A Spectacular Failure
Back in the day I worked with the startup independent developer Limebird Entertainment, we entered into a few game development competitions. You know the kind — make a game, show it off together with lots of others and then a group of people select the best ones for some prize.
Usually, the competitions themselves were not that exciting, but you know you take what you can get in terms of exposure and if you’re making a game anyway, then why not enter it into the competition? So we did.
The immediate result of this is that we now had a deadline. Deadlines can be incredibly healthy things because they force you to pull together and produce something solid. It doesn’t matter how many subsystems you have in place or how brilliant they are unless you’ve got something you can actually show off to impress people.
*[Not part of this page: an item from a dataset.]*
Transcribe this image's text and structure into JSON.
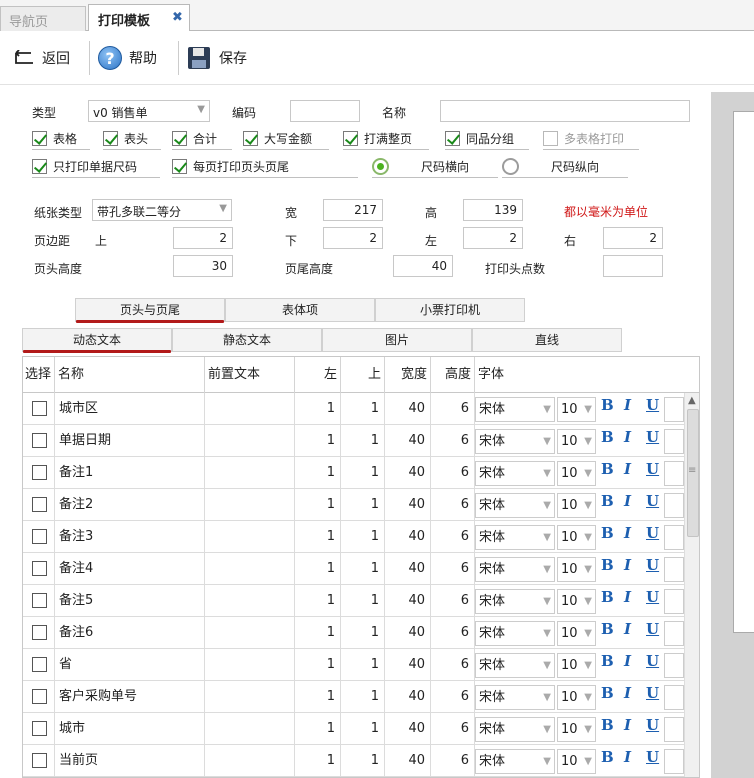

Another thing about deadlines is that you’re always behind for them. We were no exception here… I’ve done some crazy crunching at my current job, but for a single crunch, the one we did on Velox for that competition must be the absolute worst kind of crazy. The setup of the competition that year was that you bring your machine in (unless you liked the ones they had), and you show off the game on a big projector screen.
We worked incredibly long hours the week leading up to that deadline. The game was coming together really well, but we were working ourselves dead. We didn’t really have all the stuff in that we wanted, however, and the deadline loomed. We worked all through the night to the presentation day, and then finally packed up our demo machine and left for the presentation.
At this time, I’d been awake and at work on this thing for about 30 hours. I was dead tired, and I’m sure my colleague wasn’t much better off. I was running on fumes and Coca-Cola.
Anyway, we set up the game, show off our menu system, host and join a network game and fly around for a bit in the hovercraft. Really high-tech stuff for the kind of level the competition was at, but it was also pretty rough around the edges. A minimap bug led to us having a hard time finding each others, for instance. Also, not having prepared any presentation as such, we sort of played around for a bit and showed off most of what we had in a rather unordered manner.
Then I went home, slept for 4 hours or so, got up, fixed most of our major bugs, and slept for another 10 hours.
The competition? We lost it to a team who’s game was an un-innovative re-make of an old game and whos engine was basically a Maya file viewer that needed really top-end hardware to even run properly, despite the really simple stuff they were doing.
So just what happened there?
The first thing to take away from this story is hidden in what happened after the demo. I slept for just a few hours, and was so conditioned to working with the game that I went back to it, even though we didn’t have a deadline anymore. But something had changed — I wasn’t dead tired anymore, so my mental clarity was much much better, which meant I could do much more good.
If you ever think about doing an all-nighter to hit a deadline, think again. If you’re crunching hard for long periods of time, stop to think, because chances are you’ve crunched so long that you now produce less in 12 hours than you normally would in 8.
The second question is the key to why we lost the competition: Polish and show. We failed to analyse the situation of what our target was, so instead of locking down early and polishing what we had, we forged on adding stuff to our game. If we’d come to our demo in a better shape with a presentation we’d practiced for beforehand and a polished game, we might have done a lot better. Now our high-tech stuff just looked bland next to the shiny effects of the winner-to-be (as did many other teams’ high-tech stuff, by the way).
Whenever you’re up against a deadline and need to show off what you’re working on, take a few minutes to identify what could give you the maximum impact with the people who’ll be watching and judging your stuff. Focus on the right things.
And have a good night’s sleep before you go there.